Scandinavian Journal of Surgery
- Discipline: Surgery
- Language: English
- Edited by: Paulina Salminen

Publication details
- History: 1919-present
- Publisher: SAGE Publications
- Frequency: Quarterly
- Impact factor: 2.1 (2025)

Standard abbreviations
- ISO 4: Scand. J. Surg.

Indexing
- ISSN: 1457-4969 (print) 1799-7267 (web)
- OCLC no.: 252872852

Links
- Journal homepage; Online access; Online archive;

= Scandinavian Journal of Surgery =

Scandinavian Journal of Surgery is a peer-reviewed academic journal that publishes papers in the field of surgery and orthopaedics.

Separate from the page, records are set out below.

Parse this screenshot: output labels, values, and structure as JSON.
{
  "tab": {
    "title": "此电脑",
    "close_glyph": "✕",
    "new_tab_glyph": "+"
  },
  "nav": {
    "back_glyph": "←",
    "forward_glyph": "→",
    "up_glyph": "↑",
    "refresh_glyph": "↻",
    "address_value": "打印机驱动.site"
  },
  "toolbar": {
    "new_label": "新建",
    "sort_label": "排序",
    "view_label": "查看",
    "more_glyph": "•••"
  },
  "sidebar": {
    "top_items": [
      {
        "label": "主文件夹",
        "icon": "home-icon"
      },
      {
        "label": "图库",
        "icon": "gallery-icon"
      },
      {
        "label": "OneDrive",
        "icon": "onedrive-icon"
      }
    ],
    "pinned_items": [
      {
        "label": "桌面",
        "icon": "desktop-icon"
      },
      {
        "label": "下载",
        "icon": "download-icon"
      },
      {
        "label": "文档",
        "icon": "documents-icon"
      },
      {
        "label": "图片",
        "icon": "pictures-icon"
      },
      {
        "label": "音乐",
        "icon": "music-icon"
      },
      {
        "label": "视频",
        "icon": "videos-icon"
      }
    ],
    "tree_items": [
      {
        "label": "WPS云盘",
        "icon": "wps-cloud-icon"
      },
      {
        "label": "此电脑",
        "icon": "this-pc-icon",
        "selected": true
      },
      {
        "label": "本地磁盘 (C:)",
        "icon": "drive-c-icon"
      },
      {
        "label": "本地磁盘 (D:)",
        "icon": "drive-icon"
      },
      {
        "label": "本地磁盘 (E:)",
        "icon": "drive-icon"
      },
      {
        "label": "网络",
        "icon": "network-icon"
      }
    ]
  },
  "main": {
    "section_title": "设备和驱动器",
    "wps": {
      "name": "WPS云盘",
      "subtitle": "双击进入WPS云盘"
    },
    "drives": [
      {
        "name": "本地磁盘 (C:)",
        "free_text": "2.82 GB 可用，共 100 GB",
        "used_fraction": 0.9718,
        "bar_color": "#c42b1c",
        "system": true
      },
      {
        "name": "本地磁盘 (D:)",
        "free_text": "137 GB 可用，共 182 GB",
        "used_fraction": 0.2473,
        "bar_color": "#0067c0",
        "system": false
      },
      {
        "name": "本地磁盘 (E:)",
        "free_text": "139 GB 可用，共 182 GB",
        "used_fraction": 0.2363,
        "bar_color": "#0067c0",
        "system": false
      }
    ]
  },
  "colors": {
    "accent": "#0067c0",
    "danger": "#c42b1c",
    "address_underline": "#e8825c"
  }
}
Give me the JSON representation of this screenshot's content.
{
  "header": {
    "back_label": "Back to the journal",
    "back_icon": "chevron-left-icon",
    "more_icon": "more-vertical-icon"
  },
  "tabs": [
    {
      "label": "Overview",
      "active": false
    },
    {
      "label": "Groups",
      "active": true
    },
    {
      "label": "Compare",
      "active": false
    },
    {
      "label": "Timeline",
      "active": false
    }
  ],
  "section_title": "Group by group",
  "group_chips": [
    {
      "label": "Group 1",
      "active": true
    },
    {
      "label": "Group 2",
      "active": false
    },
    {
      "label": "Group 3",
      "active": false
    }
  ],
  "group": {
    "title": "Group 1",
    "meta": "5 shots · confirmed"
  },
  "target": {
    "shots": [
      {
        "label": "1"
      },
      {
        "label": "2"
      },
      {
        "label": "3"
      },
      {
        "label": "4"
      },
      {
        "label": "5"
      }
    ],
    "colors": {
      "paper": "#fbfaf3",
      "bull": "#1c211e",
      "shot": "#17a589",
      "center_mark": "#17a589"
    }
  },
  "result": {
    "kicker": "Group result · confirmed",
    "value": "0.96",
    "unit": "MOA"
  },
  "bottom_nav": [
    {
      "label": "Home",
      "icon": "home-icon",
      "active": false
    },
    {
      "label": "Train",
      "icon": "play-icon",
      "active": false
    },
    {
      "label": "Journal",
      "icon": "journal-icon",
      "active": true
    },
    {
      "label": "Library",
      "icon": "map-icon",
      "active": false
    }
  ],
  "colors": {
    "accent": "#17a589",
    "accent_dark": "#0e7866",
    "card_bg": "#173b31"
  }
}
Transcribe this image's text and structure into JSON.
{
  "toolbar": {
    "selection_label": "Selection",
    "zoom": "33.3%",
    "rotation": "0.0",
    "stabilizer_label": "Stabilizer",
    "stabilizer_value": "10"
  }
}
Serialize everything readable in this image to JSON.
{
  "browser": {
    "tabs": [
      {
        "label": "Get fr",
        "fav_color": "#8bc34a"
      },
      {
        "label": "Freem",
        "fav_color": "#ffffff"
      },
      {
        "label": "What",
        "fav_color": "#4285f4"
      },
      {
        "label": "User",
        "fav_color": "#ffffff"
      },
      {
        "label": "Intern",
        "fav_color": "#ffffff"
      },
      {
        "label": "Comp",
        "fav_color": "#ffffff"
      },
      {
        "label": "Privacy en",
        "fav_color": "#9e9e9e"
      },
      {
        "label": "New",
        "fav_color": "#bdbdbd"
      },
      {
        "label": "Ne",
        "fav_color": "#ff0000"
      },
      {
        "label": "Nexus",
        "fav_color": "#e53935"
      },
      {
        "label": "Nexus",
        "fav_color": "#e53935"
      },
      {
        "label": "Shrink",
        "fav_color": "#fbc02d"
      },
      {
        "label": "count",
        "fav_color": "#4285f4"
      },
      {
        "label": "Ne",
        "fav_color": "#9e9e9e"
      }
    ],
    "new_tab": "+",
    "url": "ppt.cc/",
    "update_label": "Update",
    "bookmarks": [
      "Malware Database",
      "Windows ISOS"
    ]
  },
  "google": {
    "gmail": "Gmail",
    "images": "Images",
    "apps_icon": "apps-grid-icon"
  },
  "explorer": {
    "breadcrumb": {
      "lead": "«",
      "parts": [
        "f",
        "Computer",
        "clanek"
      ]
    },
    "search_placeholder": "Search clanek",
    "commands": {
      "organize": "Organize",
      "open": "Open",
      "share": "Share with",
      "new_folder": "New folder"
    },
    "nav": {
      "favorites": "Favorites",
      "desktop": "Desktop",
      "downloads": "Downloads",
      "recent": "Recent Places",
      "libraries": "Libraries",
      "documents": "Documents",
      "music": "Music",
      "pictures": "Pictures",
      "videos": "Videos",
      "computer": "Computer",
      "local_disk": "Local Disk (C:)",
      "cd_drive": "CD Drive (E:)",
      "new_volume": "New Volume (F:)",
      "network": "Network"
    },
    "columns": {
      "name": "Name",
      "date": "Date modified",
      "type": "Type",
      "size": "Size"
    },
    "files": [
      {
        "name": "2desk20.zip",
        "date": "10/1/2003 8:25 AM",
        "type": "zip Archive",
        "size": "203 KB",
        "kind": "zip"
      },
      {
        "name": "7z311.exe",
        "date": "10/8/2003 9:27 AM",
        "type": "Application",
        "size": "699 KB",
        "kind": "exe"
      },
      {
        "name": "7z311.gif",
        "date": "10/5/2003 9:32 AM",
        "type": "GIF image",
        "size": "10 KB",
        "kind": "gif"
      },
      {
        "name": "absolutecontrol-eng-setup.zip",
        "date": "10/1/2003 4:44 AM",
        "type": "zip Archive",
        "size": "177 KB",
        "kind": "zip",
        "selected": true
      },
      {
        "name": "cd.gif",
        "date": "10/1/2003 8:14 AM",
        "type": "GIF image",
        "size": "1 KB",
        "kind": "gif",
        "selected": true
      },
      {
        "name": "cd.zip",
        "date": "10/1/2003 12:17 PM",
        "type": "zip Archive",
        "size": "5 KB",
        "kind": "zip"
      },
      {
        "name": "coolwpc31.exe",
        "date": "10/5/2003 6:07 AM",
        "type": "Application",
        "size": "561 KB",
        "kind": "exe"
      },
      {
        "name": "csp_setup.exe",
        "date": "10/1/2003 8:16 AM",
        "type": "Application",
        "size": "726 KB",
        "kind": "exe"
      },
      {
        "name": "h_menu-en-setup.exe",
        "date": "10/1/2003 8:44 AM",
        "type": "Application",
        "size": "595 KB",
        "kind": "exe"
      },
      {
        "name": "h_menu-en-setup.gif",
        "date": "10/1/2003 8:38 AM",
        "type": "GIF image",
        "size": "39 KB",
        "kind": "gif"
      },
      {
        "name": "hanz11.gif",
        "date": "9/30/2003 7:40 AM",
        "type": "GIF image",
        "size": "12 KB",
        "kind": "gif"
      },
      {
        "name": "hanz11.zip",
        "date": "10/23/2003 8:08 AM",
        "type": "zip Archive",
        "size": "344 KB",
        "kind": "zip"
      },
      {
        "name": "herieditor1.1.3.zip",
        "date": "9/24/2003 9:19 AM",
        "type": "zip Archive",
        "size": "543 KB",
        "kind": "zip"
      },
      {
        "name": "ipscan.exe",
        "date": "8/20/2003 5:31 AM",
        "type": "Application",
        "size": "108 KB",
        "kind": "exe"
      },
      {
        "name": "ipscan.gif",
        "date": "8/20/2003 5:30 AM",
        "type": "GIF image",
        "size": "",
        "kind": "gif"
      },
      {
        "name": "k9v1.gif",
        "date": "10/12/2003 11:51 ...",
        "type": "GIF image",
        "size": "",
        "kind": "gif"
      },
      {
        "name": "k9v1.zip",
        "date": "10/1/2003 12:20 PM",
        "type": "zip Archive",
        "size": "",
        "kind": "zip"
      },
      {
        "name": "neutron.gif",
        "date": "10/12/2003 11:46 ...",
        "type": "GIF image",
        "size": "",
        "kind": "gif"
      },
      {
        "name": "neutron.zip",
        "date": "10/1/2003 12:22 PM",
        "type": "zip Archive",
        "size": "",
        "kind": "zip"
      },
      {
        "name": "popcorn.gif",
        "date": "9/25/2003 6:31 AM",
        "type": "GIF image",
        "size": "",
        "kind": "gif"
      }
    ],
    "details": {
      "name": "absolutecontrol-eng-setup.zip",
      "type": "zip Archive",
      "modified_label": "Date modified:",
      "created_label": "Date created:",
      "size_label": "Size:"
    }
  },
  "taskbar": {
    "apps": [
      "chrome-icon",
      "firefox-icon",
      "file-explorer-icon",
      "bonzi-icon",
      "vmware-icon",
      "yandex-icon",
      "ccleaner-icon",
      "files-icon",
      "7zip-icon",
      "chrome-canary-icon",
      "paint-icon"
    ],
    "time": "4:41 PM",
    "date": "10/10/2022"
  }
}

The journal's editor-in-chief is professor Paulina Salminen (Turku University Hospital, Finland). It has been in publication since 1919 and is currently published by SAGE Publications on behalf of the Finnish Surgical Society.

== Abstracting and indexing ==
Scandinavian Journal of Surgery is abstracted and indexed in, among other databases: SCOPUS, and the Social Sciences Citation Index. According to the Journal Citation Reports, its 2025 impact factor is 2.1, ranking it 128 out of 321 journals in the category ‘Surgery’.